If there were a “lawless” act in this case, it was committed by the Selective Service Board.
It was the board that defaulted, not McGee. Its duty under the Regulations was to “receive and consider all information, pertinent to the classification of a registrant, presented to it.” 32 CFR § 1622.1 (c) (italics added). The board did not “consider” the claim. Since the board did not “consider” the claim and reject it, but deferred decision on it in 1966 and then in 1967 said that the 1966 deferment was a decision on the merits, there was no way in which McGee could have made a timely appeal to the board.

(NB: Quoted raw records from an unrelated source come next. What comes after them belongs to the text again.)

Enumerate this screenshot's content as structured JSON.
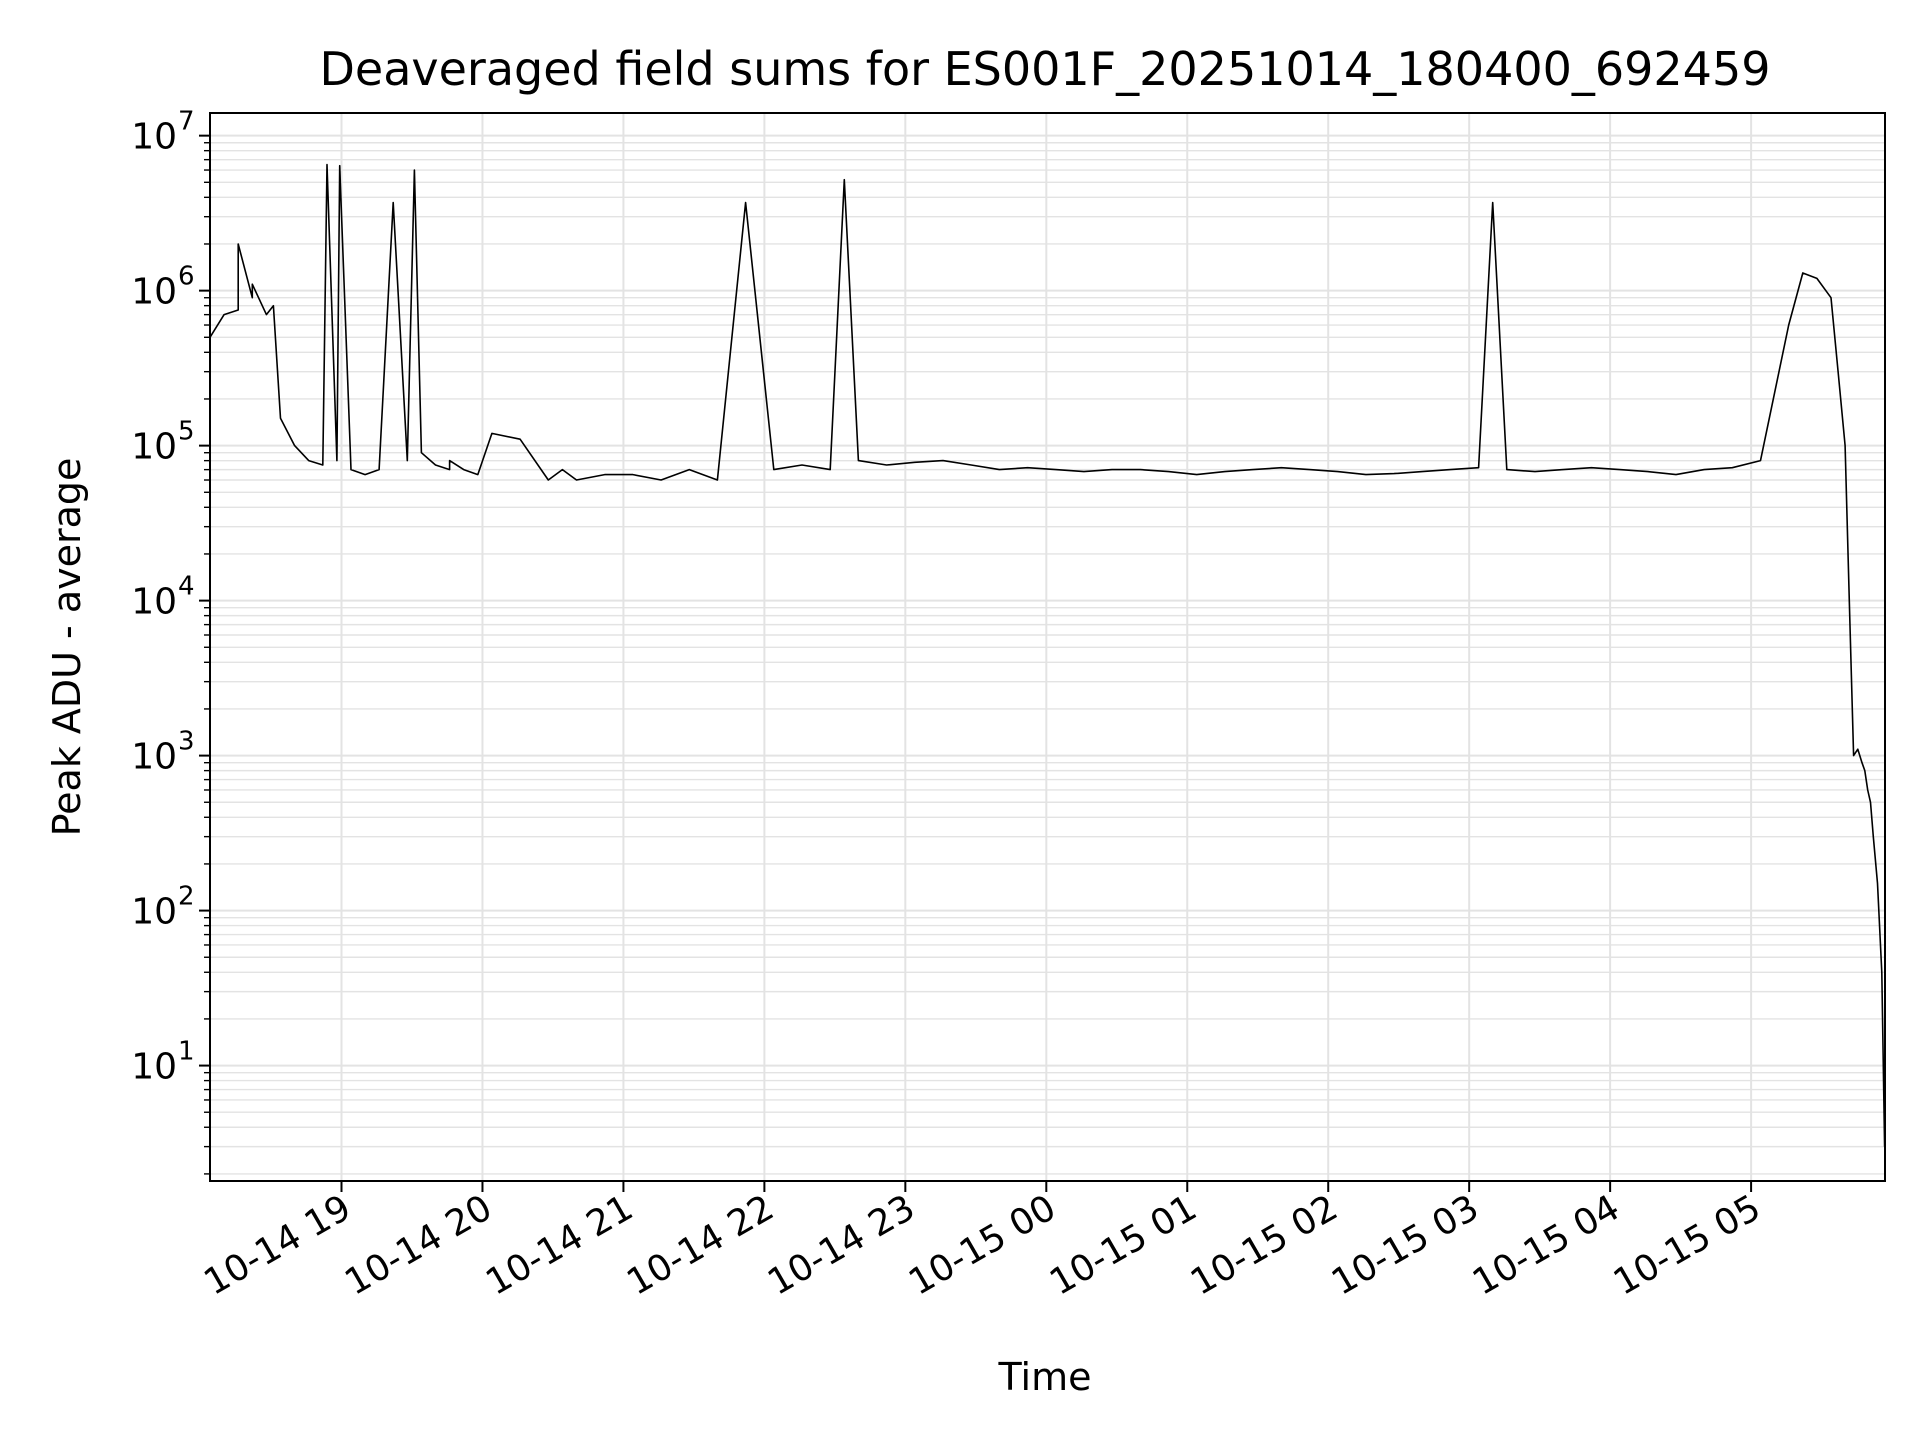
{
  "chart_data": {
    "type": "line",
    "title": "Deaveraged field sums for ES001F_20251014_180400_692459",
    "xlabel": "Time",
    "ylabel": "Peak ADU - average",
    "yscale": "log",
    "ylim": [
      1.8,
      14000000
    ],
    "xlim": [
      "10-14 18:04",
      "10-15 05:57"
    ],
    "grid": true,
    "line_color": "#000000",
    "grid_color": "#e3e3e3",
    "x_ticks": [
      {
        "label": "10-14 19",
        "hours_since_1804": 0.933
      },
      {
        "label": "10-14 20",
        "hours_since_1804": 1.933
      },
      {
        "label": "10-14 21",
        "hours_since_1804": 2.933
      },
      {
        "label": "10-14 22",
        "hours_since_1804": 3.933
      },
      {
        "label": "10-14 23",
        "hours_since_1804": 4.933
      },
      {
        "label": "10-15 00",
        "hours_since_1804": 5.933
      },
      {
        "label": "10-15 01",
        "hours_since_1804": 6.933
      },
      {
        "label": "10-15 02",
        "hours_since_1804": 7.933
      },
      {
        "label": "10-15 03",
        "hours_since_1804": 8.933
      },
      {
        "label": "10-15 04",
        "hours_since_1804": 9.933
      },
      {
        "label": "10-15 05",
        "hours_since_1804": 10.933
      }
    ],
    "y_ticks": [
      {
        "base": "10",
        "exp": "1",
        "value": 10
      },
      {
        "base": "10",
        "exp": "2",
        "value": 100
      },
      {
        "base": "10",
        "exp": "3",
        "value": 1000
      },
      {
        "base": "10",
        "exp": "4",
        "value": 10000
      },
      {
        "base": "10",
        "exp": "5",
        "value": 100000
      },
      {
        "base": "10",
        "exp": "6",
        "value": 1000000
      },
      {
        "base": "10",
        "exp": "7",
        "value": 10000000
      }
    ],
    "x_range_hours": [
      0,
      11.883
    ],
    "series": [
      {
        "name": "Peak ADU - average",
        "x_hours": [
          0.0,
          0.1,
          0.2,
          0.2,
          0.3,
          0.3,
          0.4,
          0.45,
          0.5,
          0.6,
          0.7,
          0.8,
          0.83,
          0.9,
          0.92,
          1.0,
          1.1,
          1.2,
          1.3,
          1.4,
          1.45,
          1.5,
          1.6,
          1.7,
          1.7,
          1.8,
          1.9,
          2.0,
          2.2,
          2.4,
          2.5,
          2.6,
          2.8,
          3.0,
          3.2,
          3.4,
          3.6,
          3.8,
          4.0,
          4.2,
          4.4,
          4.5,
          4.6,
          4.8,
          5.0,
          5.2,
          5.4,
          5.6,
          5.8,
          6.0,
          6.2,
          6.4,
          6.6,
          6.8,
          7.0,
          7.2,
          7.4,
          7.6,
          7.8,
          8.0,
          8.2,
          8.4,
          8.6,
          8.8,
          9.0,
          9.1,
          9.2,
          9.4,
          9.6,
          9.8,
          10.0,
          10.2,
          10.4,
          10.6,
          10.8,
          11.0,
          11.2,
          11.3,
          11.4,
          11.5,
          11.55,
          11.6,
          11.63,
          11.66,
          11.69,
          11.72,
          11.74,
          11.76,
          11.78,
          11.8,
          11.83,
          11.86,
          11.88
        ],
        "y_values": [
          500000,
          700000,
          750000,
          2000000,
          900000,
          1100000,
          700000,
          800000,
          150000,
          100000,
          80000,
          75000,
          6500000,
          80000,
          6400000,
          70000,
          65000,
          70000,
          3700000,
          80000,
          6000000,
          90000,
          75000,
          70000,
          80000,
          70000,
          65000,
          120000,
          110000,
          60000,
          70000,
          60000,
          65000,
          65000,
          60000,
          70000,
          60000,
          3700000,
          70000,
          75000,
          70000,
          5200000,
          80000,
          75000,
          78000,
          80000,
          75000,
          70000,
          72000,
          70000,
          68000,
          70000,
          70000,
          68000,
          65000,
          68000,
          70000,
          72000,
          70000,
          68000,
          65000,
          66000,
          68000,
          70000,
          72000,
          3700000,
          70000,
          68000,
          70000,
          72000,
          70000,
          68000,
          65000,
          70000,
          72000,
          80000,
          600000,
          1300000,
          1200000,
          900000,
          300000,
          100000,
          10000,
          1000,
          1100,
          900,
          800,
          600,
          500,
          300,
          150,
          40,
          3
        ]
      }
    ]
  }
}
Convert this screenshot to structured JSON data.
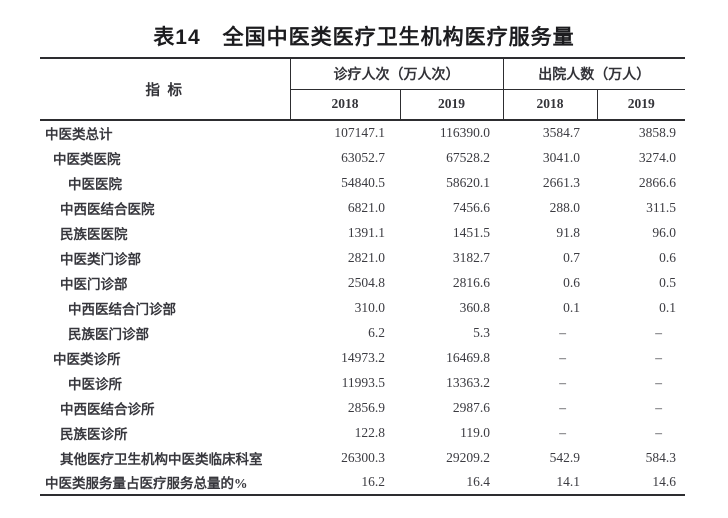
{
  "title": "表14　全国中医类医疗卫生机构医疗服务量",
  "table": {
    "indicator_header": "指 标",
    "groups": [
      {
        "label": "诊疗人次（万人次）",
        "years": [
          "2018",
          "2019"
        ]
      },
      {
        "label": "出院人数（万人）",
        "years": [
          "2018",
          "2019"
        ]
      }
    ],
    "rows": [
      {
        "label": "中医类总计",
        "indent": 0,
        "values": [
          "107147.1",
          "116390.0",
          "3584.7",
          "3858.9"
        ]
      },
      {
        "label": "中医类医院",
        "indent": 1,
        "values": [
          "63052.7",
          "67528.2",
          "3041.0",
          "3274.0"
        ]
      },
      {
        "label": "中医医院",
        "indent": 3,
        "values": [
          "54840.5",
          "58620.1",
          "2661.3",
          "2866.6"
        ]
      },
      {
        "label": "中西医结合医院",
        "indent": 2,
        "values": [
          "6821.0",
          "7456.6",
          "288.0",
          "311.5"
        ]
      },
      {
        "label": "民族医医院",
        "indent": 2,
        "values": [
          "1391.1",
          "1451.5",
          "91.8",
          "96.0"
        ]
      },
      {
        "label": "中医类门诊部",
        "indent": 2,
        "values": [
          "2821.0",
          "3182.7",
          "0.7",
          "0.6"
        ]
      },
      {
        "label": "中医门诊部",
        "indent": 2,
        "values": [
          "2504.8",
          "2816.6",
          "0.6",
          "0.5"
        ]
      },
      {
        "label": "中西医结合门诊部",
        "indent": 3,
        "values": [
          "310.0",
          "360.8",
          "0.1",
          "0.1"
        ]
      },
      {
        "label": "民族医门诊部",
        "indent": 3,
        "values": [
          "6.2",
          "5.3",
          "–",
          "–"
        ]
      },
      {
        "label": "中医类诊所",
        "indent": 1,
        "values": [
          "14973.2",
          "16469.8",
          "–",
          "–"
        ]
      },
      {
        "label": "中医诊所",
        "indent": 3,
        "values": [
          "11993.5",
          "13363.2",
          "–",
          "–"
        ]
      },
      {
        "label": "中西医结合诊所",
        "indent": 2,
        "values": [
          "2856.9",
          "2987.6",
          "–",
          "–"
        ]
      },
      {
        "label": "民族医诊所",
        "indent": 2,
        "values": [
          "122.8",
          "119.0",
          "–",
          "–"
        ]
      },
      {
        "label": "其他医疗卫生机构中医类临床科室",
        "indent": 2,
        "values": [
          "26300.3",
          "29209.2",
          "542.9",
          "584.3"
        ]
      },
      {
        "label": "中医类服务量占医疗服务总量的%",
        "indent": 0,
        "values": [
          "16.2",
          "16.4",
          "14.1",
          "14.6"
        ]
      }
    ]
  }
}
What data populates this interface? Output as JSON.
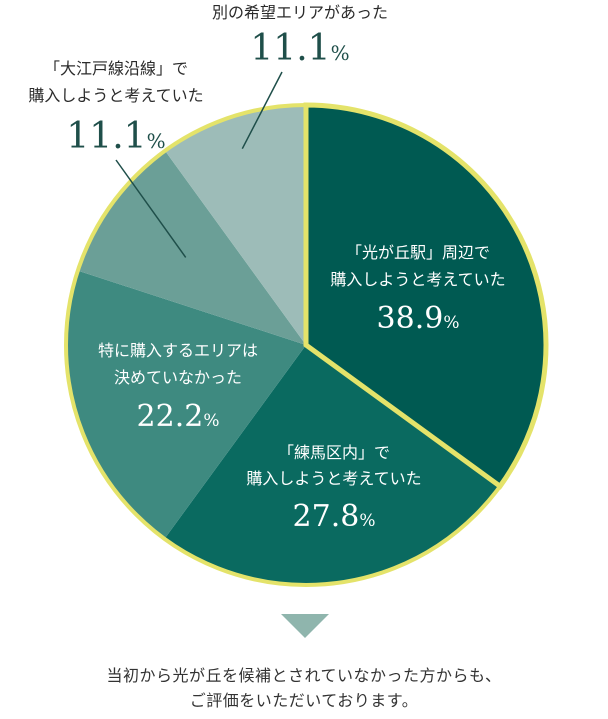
{
  "chart_data": {
    "type": "pie",
    "start_angle_deg": 0,
    "direction": "clockwise",
    "slices": [
      {
        "label_lines": [
          "「光が丘駅」周辺で",
          "購入しようと考えていた"
        ],
        "value": 38.9,
        "value_text": "38.9",
        "unit": "%",
        "color": "#005a52",
        "highlight": true
      },
      {
        "label_lines": [
          "「練馬区内」で",
          "購入しようと考えていた"
        ],
        "value": 27.8,
        "value_text": "27.8",
        "unit": "%",
        "color": "#0a6a60",
        "highlight": false
      },
      {
        "label_lines": [
          "特に購入するエリアは",
          "決めていなかった"
        ],
        "value": 22.2,
        "value_text": "22.2",
        "unit": "%",
        "color": "#3e8a80",
        "highlight": false
      },
      {
        "label_lines": [
          "「大江戸線沿線」で",
          "購入しようと考えていた"
        ],
        "value": 11.1,
        "value_text": "11.1",
        "unit": "%",
        "color": "#6b9f97",
        "highlight": false
      },
      {
        "label_lines": [
          "別の希望エリアがあった"
        ],
        "value": 11.1,
        "value_text": "11.1",
        "unit": "%",
        "color": "#9dbcb8",
        "highlight": false
      }
    ],
    "highlight_color": "#e4e36a"
  },
  "footer": {
    "lines": [
      "当初から光が丘を候補とされていなかった方からも、",
      "ご評価をいただいております。"
    ],
    "arrow_color": "#8fb5ad"
  }
}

This case, on the facts, is a much stronger one for dispensing with the need to exhaust administrative remedies than was McKart v. United States, 395 U. S. 185. In McKart the registrant failed to appeal his classification of I-A where he had enjoyed a IV-A classification (sole surviving son status) until his mother died. Then the board put him in I-A on the ground that the “family unit” had ceased to exist. We excused exhaustion of remedies on the ground that only a question of law was involved. We rationalized the result as follows:
“In short, we simply do not think that the exhaustion doctrine contributes significantly to the fairly low number of registrants who decide to subject themselves to criminal prosecution for failure to submit to induction. Accordingly, in the present *496case, where there appears no significant interest to be served in having the System decide the issue before it reaches the courts, we do not believe that petitioner’s failure to appeal his classification should foreclose all judicial review.” Id., at 200.
By like reasoning, we should conclude that cases where the local board does not “consider” the conscientious objector claim must be few and far between. Moreover, the term “consider” is a key part of a Regulation and just as much a question of law as the phrase in issue in McKart. Men should not go to prison because boards are either derelict or vindictive.
I would reverse this judgment of conviction.